Il ritardo del Lazio nelle alternative alla detenzione

In cima alle preoccupazioni dei detenuti, prima ancora delle classiche domande sull’assistenza sanitaria e sui trasferimenti, c’è la speranza della libertà, o almeno di un suo parziale recupero, nelle forme delle misure alternative alla detenzione. E ne hanno ben donde.

Secondo i dati forniti dall’Ufficio interdistrettuale per l’esecuzione penale esterna competente per le Regioni Lazio, Abruzzo e Molise, al 31 maggio 2023 erano in esecuzione, nel territorio regionale, 4.624 misure penali non detentive, distinte tra 2.497 tradizionali misure alternative alla detenzione (affidamento in prova al servizio sociale, detenzione domiciliare, semilibertà) dal carcere o dalla libertà, a fine pena o per pene minori, 321 misure di sicurezza (libertà vigilata), 290 sanzioni di comunità (lavori di pubblica utilità previsti dal codice della strada e dalla legislazione sugli stupefacenti), 2 sanzioni sostitutive (libertà controllata) e 1.514 misure di comunità (messa alla prova processuale).

Raffrontando i dati regionali con quelli nazionali emergono alcune significative differenze che meritano di essere evidenziate.
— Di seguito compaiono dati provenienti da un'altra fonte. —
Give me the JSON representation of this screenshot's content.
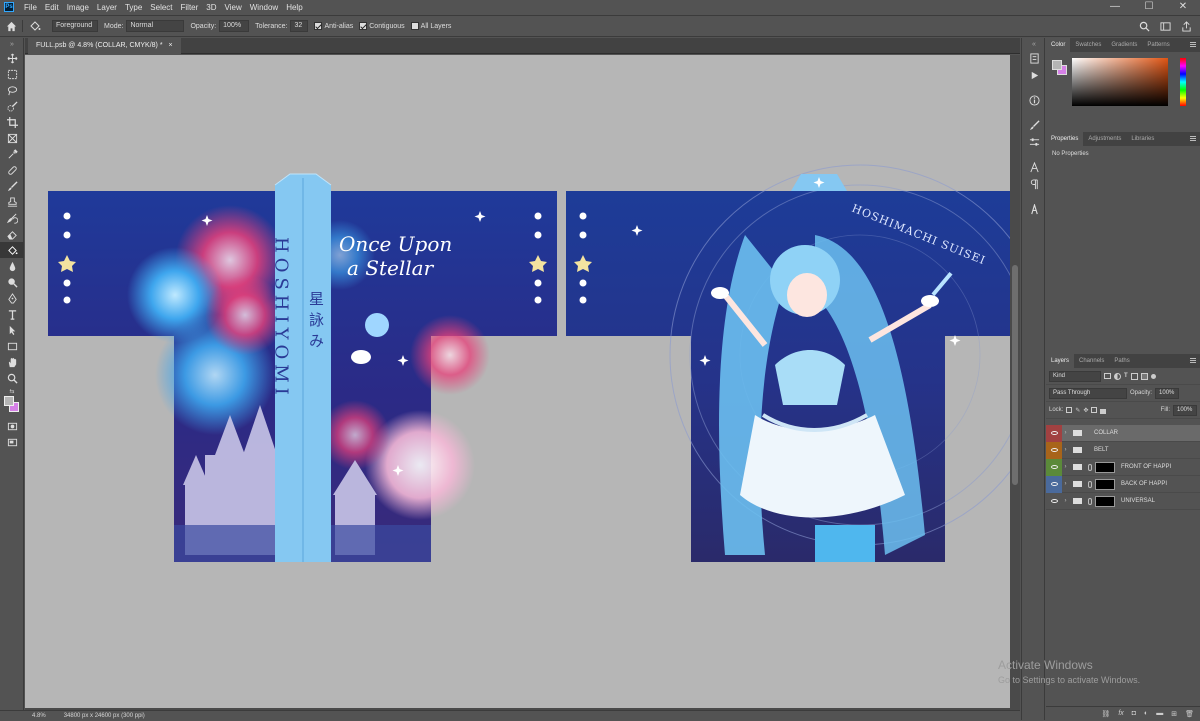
{
  "app": {
    "logo": "Ps",
    "name": "Adobe Photoshop"
  },
  "menu": [
    "File",
    "Edit",
    "Image",
    "Layer",
    "Type",
    "Select",
    "Filter",
    "3D",
    "View",
    "Window",
    "Help"
  ],
  "window_controls": {
    "minimize": "—",
    "maximize": "☐",
    "close": "✕"
  },
  "options": {
    "source_value": "Foreground",
    "mode_label": "Mode:",
    "mode_value": "Normal",
    "opacity_label": "Opacity:",
    "opacity_value": "100%",
    "tolerance_label": "Tolerance:",
    "tolerance_value": "32",
    "antialias_label": "Anti-alias",
    "contiguous_label": "Contiguous",
    "all_layers_label": "All Layers",
    "antialias_checked": true,
    "contiguous_checked": true,
    "all_layers_checked": false
  },
  "document": {
    "tab_title": "FULL.psb @ 4.8% (COLLAR, CMYK/8) *",
    "close_glyph": "×"
  },
  "artwork": {
    "front_title_line1": "Once Upon",
    "front_title_line2": "a Stellar",
    "front_name_latin": "HOSHIYOMI",
    "front_name_kanji": "星詠み",
    "back_arc_text": "HOSHIMACHI SUISEI",
    "colors": {
      "sky": "#1c2b7a",
      "collar": "#7ec6f2",
      "accent": "#e8407a"
    }
  },
  "status": {
    "zoom": "4.8%",
    "doc_size": "34800 px x 24600 px (300 ppi)"
  },
  "panels": {
    "color_tabs": [
      "Color",
      "Swatches",
      "Gradients",
      "Patterns"
    ],
    "properties_tabs": [
      "Properties",
      "Adjustments",
      "Libraries"
    ],
    "no_properties": "No Properties",
    "fg_color": "#b4b4b4",
    "bg_color": "#d580e6"
  },
  "layers_panel": {
    "tabs": [
      "Layers",
      "Channels",
      "Paths"
    ],
    "kind_filter": "Kind",
    "blend_mode": "Pass Through",
    "opacity_label": "Opacity:",
    "opacity_value": "100%",
    "lock_label": "Lock:",
    "fill_label": "Fill:",
    "fill_value": "100%",
    "layers": [
      {
        "name": "COLLAR",
        "label_color": "#a14141",
        "selected": true,
        "mask": false
      },
      {
        "name": "BELT",
        "label_color": "#a8641a",
        "selected": false,
        "mask": false
      },
      {
        "name": "FRONT OF HAPPI",
        "label_color": "#5b8a3a",
        "selected": false,
        "mask": true
      },
      {
        "name": "BACK OF HAPPI",
        "label_color": "#4a6a9c",
        "selected": false,
        "mask": true
      },
      {
        "name": "UNIVERSAL",
        "label_color": "",
        "selected": false,
        "mask": true
      }
    ],
    "footer_icons": [
      "link-icon",
      "fx-icon",
      "mask-icon",
      "adjustment-icon",
      "group-icon",
      "new-layer-icon",
      "trash-icon"
    ]
  },
  "watermark": {
    "line1": "Activate Windows",
    "line2": "Go to Settings to activate Windows."
  }
}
Il complesso delle misure penali non detentive (ivi comprese quelle processuali della messa alla prova) a livello nazionale raggiunge la ragguardevole cifra di 81.108, a fronte di 57.230 detenuti. Le misure penali esterne costituiscono dunque il 59% delle misure penali in esecuzione, a testimonianza di una inversione di tendenza secondo cui la pena detentiva è diventata “minoritaria” nel campo dell’esecuzione penale (anche se, purtroppo, non attraverso la sua riduzione quantitativa, ma per la enorme crescita delle misure esterne).

Nel Lazio, invece, essendo in pari data 6.068 le persone detenute, le misure penali esterne costituivano il 43% del totale delle misure penali in esecuzione. Se al complesso delle misure penali esterne sottraiamo quelle di messa alla prova processuale, e tra i detenuti consideriamo solo quelli in esecuzione di una pena ormai definitivamente inflitta, il confronto conferma (al ribasso) le differenze: in Italia il 57% dei condannati in via definitiva è in esecuzione penale esterna, mentre nel Lazio solo il 41,28% dei condannati è in alternativa al carcere.

Certamente nel raffronto con la media nazionale pesa il contesto territoriale, le opportunità (abitative, occupazionali, di volontariato) che regioni più ricche offrono al reinserimento dei detenuti o alle alternative sin dall’inizio dell’esecuzione della pena, ma questo non esime gli attori istituzionali locali dalle proprie responsabilità: la Regione e gli Enti locali da una efficace programmazione dei servizi sociali e di inclusione a beneficio delle persone condannate, l’Amministrazione penitenziaria e gli uffici dell’esecuzione penale esterna da una sollecita definizione dei programmi trattamentali per l’esecuzione penale esterna, la magistratura di sorveglianza da una interpretazione della legislazione ispirata al principio del carcere come extrema ratio, e quindi delle misure penali di comunità come prima scelta, dalla libertà così come alla fine della pena.

Ogni pena che si conclude in carcere – con il sacco dell’immondizia condominiale che i detenuti si portano dietro, varcandone il portone a fine pena – è una sconfitta dello Stato, di tutte le istituzioni che non sono state capaci di costruire efficaci percorsi di reinserimento sociale, mettendo in conto la probabile recidiva che ne verrà. Ricordiamocene.